This is the policy the newsroom works to. It spells out what we will and will not run as a fact, what an editor has to sign off before a piece publishes, how complaints and corrections are handled, and how AI tools sit in the workflow. If we fall short of what is written here, that is a mistake on our part and we want to hear about it.

The beat

Trending Sheet Australia writes for readers living in Australia. The remit is the stuff that lands in an Australian household: interest rates, mortgage and rent pressure, Centrelink and Services Australia changes, energy bills and retailer price steps, Medicare and bulk billing, the ATO calendar, workplace and Fair Work matters, transport and weather disruption, and the state-level policy calls that move any of those. That is the lane.

Sources we will stand behind

Every factual claim in a piece has to land on a source we can point to by name. Our hierarchy:

  1. Primary sources. Commonwealth and state government publications. The Reserve Bank of Australia, the Australian Bureau of Statistics, the Australian Taxation Office, Services Australia, Centrelink, Medicare, the Fair Work Ombudsman, the Fair Work Commission, the Australian Energy Regulator, APRA, ASIC, the Department of Home Affairs, the Bureau of Meteorology, and the state-level equivalents (for example ESC in Victoria, IPART in NSW, ICRC in the ACT).
  2. Tier-1 Australian wire and mastheads. ABC News, AAP, The Sydney Morning Herald, The Age, The Australian, Guardian Australia, Nine News, SBS News, Sky News Australia, News.com.au for original reporting, and the Australian Financial Review for finance and markets.
  3. On-the-record statements. Named company announcements to the ASX or via corporate affairs, named union statements, named MPs and ministers, court filings and judgments.

A claim that does not reach at least one of those tiers does not run. If we can only find a summary and cannot locate the original, we either chase the original or cut the paragraph.

What the editor checks before a piece goes live

  • Every number, percentage, and dollar figure matches the primary source, including the effective date and the geographic scope (national, state, city, postcode).
  • Every name, organisation, electorate, and title is spelled and formatted the way the primary source spells it.
  • Every quote is verbatim and attributed to an identifiable person or organisation.
  • Forecasts, analyst estimates, and market expectations are labelled as forecasts in the copy rather than presented as settled facts.
  • Where credible sources disagree, we name both and spell out the disagreement in the article.
  • The Sources block at the end of the article lists every source used, with outbound links to the primary where possible.

AI and the newsroom

The draft is written by a person. AI tools are used for copy editing, for generating illustrative hero artwork, and for the voice narration on our short-form video clips. AI is not used to pick stories, draft copy, verify facts, or generate opinion. The detail, including what each AI tool does and does not touch, is on the AI and Editorial Disclosure page.

Your Money, Your Life

Articles about health, tax, superannuation, Centrelink, Medicare, insurance, and legal matters are checked line by line against the authoritative source: Healthdirect, the myGov and Services Australia portals, the ATO, MoneySmart, the APRA register, Law Council of Australia material, and state health department pages. We report what a policy or rule says and point readers to where they can get advice that is tailored to them. We do not give personal financial, tax, medical, or legal advice ourselves, and no article on this site should be read as a substitute for a professional who knows your circumstances.

Unnamed sources

We will only run information from an unnamed source when the material is in the public interest, there is a genuine reason the source cannot go on the record, and a second source has corroborated the substance. Where an article relies on an unnamed source, the article says so and explains why.

Right of reply

Anyone named in an article, including businesses and public bodies, can respond on the record. Send the response through the Contact page. Depending on what the facts require, we will either add the response to the article, amend the piece, or run a follow-up.

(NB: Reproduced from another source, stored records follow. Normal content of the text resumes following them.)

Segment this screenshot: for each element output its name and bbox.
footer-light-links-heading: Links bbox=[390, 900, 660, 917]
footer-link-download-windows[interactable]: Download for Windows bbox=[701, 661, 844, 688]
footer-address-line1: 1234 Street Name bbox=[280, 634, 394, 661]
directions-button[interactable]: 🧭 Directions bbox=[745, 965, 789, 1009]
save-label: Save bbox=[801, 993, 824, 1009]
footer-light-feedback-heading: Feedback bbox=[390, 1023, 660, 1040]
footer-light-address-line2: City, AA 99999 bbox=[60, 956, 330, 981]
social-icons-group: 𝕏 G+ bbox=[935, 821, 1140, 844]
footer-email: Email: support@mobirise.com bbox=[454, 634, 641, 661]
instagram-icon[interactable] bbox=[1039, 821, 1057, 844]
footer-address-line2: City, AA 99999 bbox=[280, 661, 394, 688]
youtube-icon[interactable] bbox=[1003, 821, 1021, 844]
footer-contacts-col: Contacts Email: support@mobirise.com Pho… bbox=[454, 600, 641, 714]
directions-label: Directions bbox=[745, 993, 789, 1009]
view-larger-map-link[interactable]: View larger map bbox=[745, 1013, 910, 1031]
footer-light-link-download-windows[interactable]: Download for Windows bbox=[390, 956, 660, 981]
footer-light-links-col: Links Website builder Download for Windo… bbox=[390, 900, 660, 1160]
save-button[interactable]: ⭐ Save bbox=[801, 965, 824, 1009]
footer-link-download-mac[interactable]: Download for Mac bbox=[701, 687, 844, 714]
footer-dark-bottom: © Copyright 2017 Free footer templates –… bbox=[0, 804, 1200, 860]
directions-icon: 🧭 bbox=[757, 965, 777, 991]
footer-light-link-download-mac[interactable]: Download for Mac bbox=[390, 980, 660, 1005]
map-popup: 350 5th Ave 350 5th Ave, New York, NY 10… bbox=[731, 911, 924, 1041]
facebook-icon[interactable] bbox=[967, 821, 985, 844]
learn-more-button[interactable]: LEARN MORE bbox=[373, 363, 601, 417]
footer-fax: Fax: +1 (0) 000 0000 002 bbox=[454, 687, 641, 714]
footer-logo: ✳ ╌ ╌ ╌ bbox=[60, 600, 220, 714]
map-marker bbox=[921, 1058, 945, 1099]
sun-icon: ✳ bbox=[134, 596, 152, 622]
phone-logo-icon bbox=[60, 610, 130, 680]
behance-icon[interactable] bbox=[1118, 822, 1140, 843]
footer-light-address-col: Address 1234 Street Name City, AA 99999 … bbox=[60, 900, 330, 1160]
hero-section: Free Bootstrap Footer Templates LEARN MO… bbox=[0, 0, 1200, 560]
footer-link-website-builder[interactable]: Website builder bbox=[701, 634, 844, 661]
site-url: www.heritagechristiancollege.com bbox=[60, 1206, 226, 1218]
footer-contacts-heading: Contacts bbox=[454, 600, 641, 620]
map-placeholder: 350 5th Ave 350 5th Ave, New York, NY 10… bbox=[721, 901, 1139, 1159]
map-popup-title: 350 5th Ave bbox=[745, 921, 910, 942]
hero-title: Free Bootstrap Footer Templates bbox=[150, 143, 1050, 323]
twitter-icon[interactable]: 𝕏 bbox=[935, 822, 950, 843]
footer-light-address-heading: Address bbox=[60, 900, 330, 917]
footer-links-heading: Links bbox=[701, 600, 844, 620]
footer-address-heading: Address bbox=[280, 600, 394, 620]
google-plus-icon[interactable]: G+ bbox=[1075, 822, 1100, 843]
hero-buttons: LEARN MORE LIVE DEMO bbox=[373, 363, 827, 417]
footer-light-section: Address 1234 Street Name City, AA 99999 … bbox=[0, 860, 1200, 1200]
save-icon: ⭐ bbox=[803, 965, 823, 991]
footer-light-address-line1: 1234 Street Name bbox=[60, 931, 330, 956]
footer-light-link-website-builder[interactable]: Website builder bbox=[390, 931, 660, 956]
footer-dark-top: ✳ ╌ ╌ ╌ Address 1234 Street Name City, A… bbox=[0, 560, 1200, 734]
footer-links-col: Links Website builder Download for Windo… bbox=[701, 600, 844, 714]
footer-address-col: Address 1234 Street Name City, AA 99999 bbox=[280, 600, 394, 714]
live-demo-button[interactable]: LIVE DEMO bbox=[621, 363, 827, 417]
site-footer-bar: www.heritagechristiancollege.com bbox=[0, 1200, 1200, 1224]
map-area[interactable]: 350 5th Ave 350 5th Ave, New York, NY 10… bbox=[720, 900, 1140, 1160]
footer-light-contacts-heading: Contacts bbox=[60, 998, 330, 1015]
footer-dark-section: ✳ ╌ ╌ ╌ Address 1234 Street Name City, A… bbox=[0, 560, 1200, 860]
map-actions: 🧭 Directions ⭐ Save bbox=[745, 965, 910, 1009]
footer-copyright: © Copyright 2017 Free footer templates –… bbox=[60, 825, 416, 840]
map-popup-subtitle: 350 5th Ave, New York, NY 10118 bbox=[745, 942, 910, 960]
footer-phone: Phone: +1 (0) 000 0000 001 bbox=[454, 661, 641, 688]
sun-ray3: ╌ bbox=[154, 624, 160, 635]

Corrections and complaints

Tell us when we get something wrong. We will correct the article, add a dated correction note at the bottom explaining what changed, and if the error was material we will flag it at the top. The original publication timestamp stays. We do not quietly edit published work.

To flag an error or lodge a complaint, use the Contact page.

Advertising and independence

Trending Sheet Australia is independently owned and edited from outside the advertising business. The site carries display advertising via Google AdSense, and the newsletter may carry sponsor placements via Beehiiv. Advertisers and sponsors have no say in story selection, framing, or publication timing. Any sponsor placement in the feed or newsletter is labelled. We do not accept payment for favourable coverage, and we do not take down accurate stories because someone does not like them.

Who is responsible for a piece

Every article is signed off by an editor. Where a piece carries the institutional byline Trending Sheet Editorial, the responsible editor has read and approved the article against this standard. They are accountable for that article.